Giacomo Meyerbeer (* 5. September 1791 in Tasdorf bei Berlin; † 2. Mai 1864 in Paris), eigentlich Jakob Liebmann Meyer Beer[1], war ein deutscher Komponist und Dirigent. Er war einer der erfolgreichsten Opernkomponisten des 19. Jahrhunderts und gilt als Meister der französischen Grand opéra.

Inhaltsverzeichnis

Leben

Jakob Meyer Beer wurde als Sohn des jüdischen Zuckerproduzenten und Bankiers Jacob Herz Beer (1769–1825) und der Amalie („Malka“) Beer, einer Tochter des Liepmann Meyer Wulff in einem Reisewagen, mit dem seine Mutter von Berlin nach Frankfurt (Oder) unterwegs war, bei Tasdorf geboren.[2] Seine Brüder waren Wilhelm Beer (ein Geschäftsmann, der als Amateurastronom bekannt wurde) und Michael Beer (der als Schriftsteller bekannt wurde). Der dritte Bruder Heinrich Beer (1794–1842) war wohl das Sorgenkind der Familie und übte nie einen Beruf aus. Jakob wurde frühzeitig unter Leitung von Franz Seraphinus Lauska (1764–1825), zeitweilig auch von Muzio Clementi zum Pianisten ausgebildet und trat als solcher bereits im Alter von neun Jahren an die Öffentlichkeit. Seine späteren Kompositionsstudien leiteten der Kapellmeister B. A. Weber, Carl Friedrich Zelter und ab 1810 der Abbé Vogler in Darmstadt, wo Carl Maria von Weber sein Mitschüler war. Zu jener Zeit komponierte er kirchenmusikalische Werke verschiedener Art sowie eine Kantate: Gott und die Natur. Ab 1810 zog er die Namen Meyer und Beer zu einem Wort zusammen und nannte sich Meyerbeer. Im gleichen Jahr trat er der Gesellschaft der Freunde bei. Während der Studienzeit bei Zelter in Berlin war er auch Mitglied in der Sing-Akademie.
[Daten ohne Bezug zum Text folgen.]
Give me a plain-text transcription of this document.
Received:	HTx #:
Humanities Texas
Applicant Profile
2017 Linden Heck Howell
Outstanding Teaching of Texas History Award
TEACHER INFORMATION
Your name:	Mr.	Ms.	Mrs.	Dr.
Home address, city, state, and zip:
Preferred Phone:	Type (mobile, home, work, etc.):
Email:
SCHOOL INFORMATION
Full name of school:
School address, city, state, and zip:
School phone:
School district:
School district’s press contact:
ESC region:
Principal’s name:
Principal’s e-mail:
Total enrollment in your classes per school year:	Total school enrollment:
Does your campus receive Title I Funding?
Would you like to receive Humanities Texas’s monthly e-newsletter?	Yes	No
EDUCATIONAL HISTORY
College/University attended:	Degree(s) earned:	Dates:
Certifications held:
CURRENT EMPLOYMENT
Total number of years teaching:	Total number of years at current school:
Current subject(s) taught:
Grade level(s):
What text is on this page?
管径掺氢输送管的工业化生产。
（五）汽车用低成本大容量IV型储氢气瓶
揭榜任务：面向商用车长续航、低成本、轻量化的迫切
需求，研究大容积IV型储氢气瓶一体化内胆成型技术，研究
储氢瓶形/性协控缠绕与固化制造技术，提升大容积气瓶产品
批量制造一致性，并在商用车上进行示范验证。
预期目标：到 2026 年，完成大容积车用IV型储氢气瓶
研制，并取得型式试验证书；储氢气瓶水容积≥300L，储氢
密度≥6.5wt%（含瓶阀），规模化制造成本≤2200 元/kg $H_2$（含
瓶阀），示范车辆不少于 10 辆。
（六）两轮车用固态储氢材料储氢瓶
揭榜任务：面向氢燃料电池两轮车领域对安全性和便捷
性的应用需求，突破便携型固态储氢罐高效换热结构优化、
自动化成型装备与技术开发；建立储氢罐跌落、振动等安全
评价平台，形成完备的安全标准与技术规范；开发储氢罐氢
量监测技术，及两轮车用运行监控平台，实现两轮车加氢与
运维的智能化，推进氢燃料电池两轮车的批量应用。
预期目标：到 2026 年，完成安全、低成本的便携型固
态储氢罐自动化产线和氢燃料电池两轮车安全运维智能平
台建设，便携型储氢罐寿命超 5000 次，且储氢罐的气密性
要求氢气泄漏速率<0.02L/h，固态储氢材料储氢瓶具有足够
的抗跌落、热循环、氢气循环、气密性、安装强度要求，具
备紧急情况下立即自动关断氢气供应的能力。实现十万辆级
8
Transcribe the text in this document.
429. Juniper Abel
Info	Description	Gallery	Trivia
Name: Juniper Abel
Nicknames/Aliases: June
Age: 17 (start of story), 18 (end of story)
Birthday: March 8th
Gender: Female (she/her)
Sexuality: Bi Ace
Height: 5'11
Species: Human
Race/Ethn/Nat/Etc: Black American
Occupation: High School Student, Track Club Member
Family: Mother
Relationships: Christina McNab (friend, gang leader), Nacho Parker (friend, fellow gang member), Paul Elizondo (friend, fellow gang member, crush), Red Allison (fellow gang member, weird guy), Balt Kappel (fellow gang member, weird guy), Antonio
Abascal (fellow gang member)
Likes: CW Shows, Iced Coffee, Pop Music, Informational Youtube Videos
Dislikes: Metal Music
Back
Zur dramatischen Komposition übergehend, welcher er fortan seine Kräfte widmete, schrieb er die Oper Jephthas Gelübde, die in München unter mäßigem Beifall zur Aufführung kam. Anfang 1813 ging er nach Wien und widmete sich hier zehn Monate lang musikalischen Studien bei Antonio Salieri. Auch seine zweite Oper Die beiden Kalifen hatte in Wien und Stuttgart nur geringen Erfolg. Meyerbeer ging 1814 nach Paris und Ende 1815 auf Anraten Salieris nach Italien, wo er in dem neuen, durch Gioacchino Rossini begründeten Opernstil für die dortige Bühne eine Reihe von Opern schrieb. In Deutschland bekannt wurden Emma di Resburgo, Margherita d'Anjou und Il crociato in Egitto (Der Kreuzritter in Ägypten), ohne jedoch einen durchgreifenden Erfolg zu haben. Die übrigen waren: Romilda e Costanza, La Semiramide riconosciuta, L’esule di Granada und Almansor.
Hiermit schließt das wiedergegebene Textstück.